It’s the perfect way to track serial killers, disease outbreaks, and of course, renowned yet highly secretive artists. A new report from researchers at Queen Mary University of London reveals that a common criminology method has been employed to unmask the mysterious artist Banksy, and now, science has determined that the man behind the magic is none other than one Robin Gunningham. This is not the first time Gunningham has been pinned as the elusive creative — in 2008, the Daily Mail also claimed that he was true identity of Banksy, and now, it would appear that research has validated this theory.
In order to draw their conclusions, the scientists relied on geographic profiling and math, so seriously guys, pay attention in school. Using a system known as Dirichlet process mixture modelling, Dr. Steve Le Comber of Queen Mary University and criminologist Kim Rossmo of Texas State University calculated the probability of a “given array of activity, and the way it is clustered [resulting] from any given source.” In the case of Banksy, the duo examined the geographic locations of 140 of his works throughout London and Bristol, and associated the peaks of this activity with none other than Robin Gunningham.
You can check out the full details of their work in this report published in the Journal of Spatial Science.
The technique has been proven quite successful in the past, with Dirichlet process mixture modelling successfully determining the home and workplace of two anti-Nazi activists who sent out postcards in Berlin during the mid 20th century.
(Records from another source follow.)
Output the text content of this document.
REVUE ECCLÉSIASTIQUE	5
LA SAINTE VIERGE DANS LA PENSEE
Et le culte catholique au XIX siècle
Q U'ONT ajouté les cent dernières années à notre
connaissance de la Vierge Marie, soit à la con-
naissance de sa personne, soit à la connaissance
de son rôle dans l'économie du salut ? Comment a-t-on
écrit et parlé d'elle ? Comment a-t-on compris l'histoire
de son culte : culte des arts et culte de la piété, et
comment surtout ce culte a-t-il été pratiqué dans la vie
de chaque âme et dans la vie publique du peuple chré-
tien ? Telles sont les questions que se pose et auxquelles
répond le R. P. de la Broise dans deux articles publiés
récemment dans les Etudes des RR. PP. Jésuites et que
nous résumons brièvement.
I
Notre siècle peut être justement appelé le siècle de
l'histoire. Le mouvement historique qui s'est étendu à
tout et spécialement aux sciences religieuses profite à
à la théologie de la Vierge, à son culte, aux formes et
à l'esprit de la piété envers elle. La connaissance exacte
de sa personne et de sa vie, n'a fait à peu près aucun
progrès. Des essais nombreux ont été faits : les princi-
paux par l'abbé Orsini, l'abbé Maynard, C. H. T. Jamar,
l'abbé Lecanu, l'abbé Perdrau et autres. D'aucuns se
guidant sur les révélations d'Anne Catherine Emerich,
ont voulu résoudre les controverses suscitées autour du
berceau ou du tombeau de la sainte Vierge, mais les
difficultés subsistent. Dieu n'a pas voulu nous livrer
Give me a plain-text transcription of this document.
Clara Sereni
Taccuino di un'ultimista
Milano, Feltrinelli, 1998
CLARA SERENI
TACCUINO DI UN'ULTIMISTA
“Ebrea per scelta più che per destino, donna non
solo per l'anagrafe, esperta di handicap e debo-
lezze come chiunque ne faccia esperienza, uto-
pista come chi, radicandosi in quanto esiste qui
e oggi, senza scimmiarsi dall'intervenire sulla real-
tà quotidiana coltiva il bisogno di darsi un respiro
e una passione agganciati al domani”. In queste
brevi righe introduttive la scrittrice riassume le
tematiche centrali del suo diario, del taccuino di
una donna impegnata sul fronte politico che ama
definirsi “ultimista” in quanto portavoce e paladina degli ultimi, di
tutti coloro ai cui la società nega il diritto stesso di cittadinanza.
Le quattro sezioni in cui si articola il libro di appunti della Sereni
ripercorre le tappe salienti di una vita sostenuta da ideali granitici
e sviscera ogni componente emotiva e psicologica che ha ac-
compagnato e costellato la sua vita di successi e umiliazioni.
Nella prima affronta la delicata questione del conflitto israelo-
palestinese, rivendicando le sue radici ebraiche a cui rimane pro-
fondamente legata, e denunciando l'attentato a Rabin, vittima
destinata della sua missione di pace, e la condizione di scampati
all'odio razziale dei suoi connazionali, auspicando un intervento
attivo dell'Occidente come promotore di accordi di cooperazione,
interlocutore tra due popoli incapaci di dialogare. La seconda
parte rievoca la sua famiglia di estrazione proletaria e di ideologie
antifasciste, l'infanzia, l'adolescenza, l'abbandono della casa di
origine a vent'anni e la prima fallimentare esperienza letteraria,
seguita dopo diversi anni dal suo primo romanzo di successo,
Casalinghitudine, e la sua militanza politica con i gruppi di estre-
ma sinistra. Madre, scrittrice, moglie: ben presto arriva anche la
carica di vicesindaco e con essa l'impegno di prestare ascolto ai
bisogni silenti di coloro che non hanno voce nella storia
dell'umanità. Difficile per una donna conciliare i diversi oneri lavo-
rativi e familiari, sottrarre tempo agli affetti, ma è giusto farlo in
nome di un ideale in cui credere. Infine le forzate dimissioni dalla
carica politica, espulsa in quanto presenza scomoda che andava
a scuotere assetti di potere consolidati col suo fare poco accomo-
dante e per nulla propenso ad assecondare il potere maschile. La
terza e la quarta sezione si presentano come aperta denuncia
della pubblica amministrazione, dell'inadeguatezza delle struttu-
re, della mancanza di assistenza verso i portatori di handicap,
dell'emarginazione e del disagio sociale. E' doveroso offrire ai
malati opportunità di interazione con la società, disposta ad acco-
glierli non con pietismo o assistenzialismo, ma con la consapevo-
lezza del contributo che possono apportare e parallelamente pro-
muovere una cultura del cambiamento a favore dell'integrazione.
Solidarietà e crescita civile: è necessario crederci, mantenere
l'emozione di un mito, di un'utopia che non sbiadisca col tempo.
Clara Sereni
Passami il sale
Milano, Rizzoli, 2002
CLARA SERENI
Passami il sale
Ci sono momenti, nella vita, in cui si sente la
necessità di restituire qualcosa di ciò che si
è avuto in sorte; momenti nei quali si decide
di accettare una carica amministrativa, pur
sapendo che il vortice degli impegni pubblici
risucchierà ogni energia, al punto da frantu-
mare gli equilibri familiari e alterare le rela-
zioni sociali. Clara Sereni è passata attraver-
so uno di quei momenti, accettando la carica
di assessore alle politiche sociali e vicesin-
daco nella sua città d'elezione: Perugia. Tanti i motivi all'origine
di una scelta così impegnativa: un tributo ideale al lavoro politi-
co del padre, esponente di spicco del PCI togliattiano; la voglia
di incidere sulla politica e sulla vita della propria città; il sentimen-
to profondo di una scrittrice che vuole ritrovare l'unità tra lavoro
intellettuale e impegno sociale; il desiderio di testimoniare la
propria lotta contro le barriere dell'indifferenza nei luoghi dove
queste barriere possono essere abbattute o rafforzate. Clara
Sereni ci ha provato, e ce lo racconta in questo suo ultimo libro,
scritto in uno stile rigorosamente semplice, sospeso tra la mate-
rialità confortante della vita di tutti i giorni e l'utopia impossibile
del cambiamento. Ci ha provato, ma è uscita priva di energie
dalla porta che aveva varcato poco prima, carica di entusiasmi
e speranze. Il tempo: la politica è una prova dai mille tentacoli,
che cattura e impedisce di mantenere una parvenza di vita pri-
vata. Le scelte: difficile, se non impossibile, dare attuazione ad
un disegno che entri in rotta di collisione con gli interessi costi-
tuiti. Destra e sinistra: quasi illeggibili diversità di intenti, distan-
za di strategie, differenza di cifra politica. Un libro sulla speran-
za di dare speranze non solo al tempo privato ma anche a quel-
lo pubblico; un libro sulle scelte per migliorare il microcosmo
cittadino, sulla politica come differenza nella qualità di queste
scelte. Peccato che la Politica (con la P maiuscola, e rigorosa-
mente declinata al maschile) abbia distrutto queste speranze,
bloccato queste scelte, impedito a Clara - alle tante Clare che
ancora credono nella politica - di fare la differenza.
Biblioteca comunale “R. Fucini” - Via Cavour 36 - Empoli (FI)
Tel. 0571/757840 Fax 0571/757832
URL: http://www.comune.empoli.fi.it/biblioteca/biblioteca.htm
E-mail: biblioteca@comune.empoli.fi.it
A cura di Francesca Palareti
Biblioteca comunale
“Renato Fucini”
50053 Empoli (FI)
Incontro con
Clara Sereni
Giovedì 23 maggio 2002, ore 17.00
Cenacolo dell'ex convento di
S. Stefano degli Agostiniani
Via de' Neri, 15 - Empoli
“With no other serious ‘suspects’ to investigate, it is difficult to make conclusive statements about Banksy’s identity based on the analysis presented here, other than saying the peaks of the geoprofiles in both Bristol and London include addresses known to be associated with Robin Gunningham,” the researchers concluded. “However, this analysis does provide some support for the theory that he is Banksy.”
So there you have it, friends. When it comes to the big reveal, it all comes down to math.